There are reasons for this. One, the rent is much lower than at my last place. Two, I discovered when the electric company transferred my account that my monthly bill was now one-quarter of what it had been, which means that someone was piggybacking my electricity in the old place for 11 years. This pisses me off, but I doubt there's anything I can do about it at this point. Three, although this neighborhood (which will be the subject of another post later) isn't as hip! and edgy! as my last one, it does have a well-stocked Asian grocery, a regular supermarket within a short walk and another within a slightly longer walk, a shopping mall, an astonishing Korean-Japanese restaurant (which I'll soon post about over at Hungry In Berlin), a bar called The Bird, which is run by two Americans with a vision of serving completely authentic American hamburgers and steaks (succeeding almost completely), and access to a wide variety of public transportation which can get me all over town easily and quickly.

It's also unavoidable that this place is something of a slum. The hall light went out this weekend and hasn't been repaired. The plumbing makes alarming noises (the neighbors flush their toilets all night and day), and the cement walls are old and not in such great repair. The Hausmeister (what New Yorkers would call the super), the landlord's brother, doesn't appear to be overworked, shall we say. There's an overwhelming funkiness to the place, and that's not all good.

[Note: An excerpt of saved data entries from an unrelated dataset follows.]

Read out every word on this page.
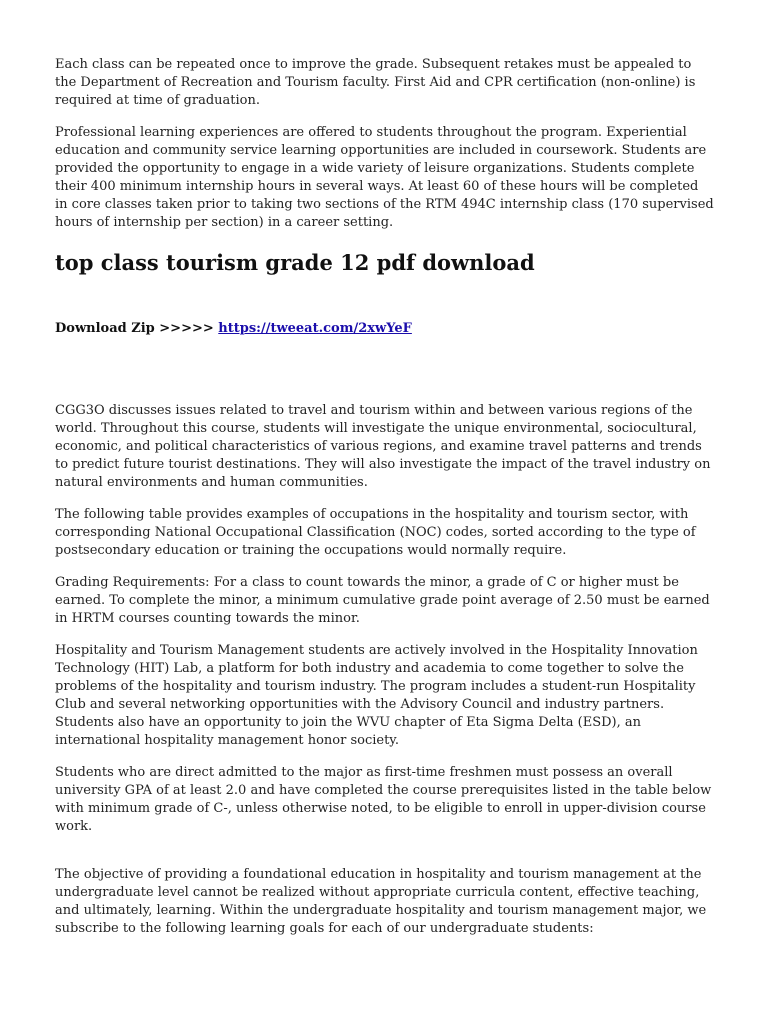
Each class can be repeated once to improve the grade. Subsequent retakes must be appealed to the Department of Recreation and Tourism faculty. First Aid and CPR certification (non-online) is required at time of graduation.

Professional learning experiences are offered to students throughout the program. Experiential education and community service learning opportunities are included in coursework. Students are provided the opportunity to engage in a wide variety of leisure organizations. Students complete their 400 minimum internship hours in several ways. At least 60 of these hours will be completed in core classes taken prior to taking two sections of the RTM 494C internship class (170 supervised hours of internship per section) in a career setting.

top class tourism grade 12 pdf download
Download Zip >>>>> https://tweeat.com/2xwYeF

CGG3O discusses issues related to travel and tourism within and between various regions of the world. Throughout this course, students will investigate the unique environmental, sociocultural, economic, and political characteristics of various regions, and examine travel patterns and trends to predict future tourist destinations. They will also investigate the impact of the travel industry on natural environments and human communities.

The following table provides examples of occupations in the hospitality and tourism sector, with corresponding National Occupational Classification (NOC) codes, sorted according to the type of postsecondary education or training the occupations would normally require.

Grading Requirements: For a class to count towards the minor, a grade of C or higher must be earned. To complete the minor, a minimum cumulative grade point average of 2.50 must be earned in HRTM courses counting towards the minor.

Hospitality and Tourism Management students are actively involved in the Hospitality Innovation Technology (HIT) Lab, a platform for both industry and academia to come together to solve the problems of the hospitality and tourism industry. The program includes a student-run Hospitality Club and several networking opportunities with the Advisory Council and industry partners. Students also have an opportunity to join the WVU chapter of Eta Sigma Delta (ESD), an international hospitality management honor society.

Students who are direct admitted to the major as first-time freshmen must possess an overall university GPA of at least 2.0 and have completed the course prerequisites listed in the table below with minimum grade of C-, unless otherwise noted, to be eligible to enroll in upper-division course work.

The objective of providing a foundational education in hospitality and tourism management at the undergraduate level cannot be realized without appropriate curricula content, effective teaching, and ultimately, learning. Within the undergraduate hospitality and tourism management major, we subscribe to the following learning goals for each of our undergraduate students:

But now I've got to unpack, finish up with the old place, and settle in. And I'm never moving again. Ever. If I do, I'll do it as a Franciscan monk, with no possessions.

Oh, hell, that's not true. As soon as I've got the money, I'm going to France. I talked to the students about it and they're game. The price is less than I thought. And, since the washing machine was part of the calculations for the moving price, that's been crossed off. I may very well be able to do this in the not too distant future, like this summer, if the work keeps coming in.

And, as I speculated earlier, I do feel liberated a bit from the ghosts of the past. Time to make some new ones. It's a new year, a new place, and the same old me. That feels good. It really does.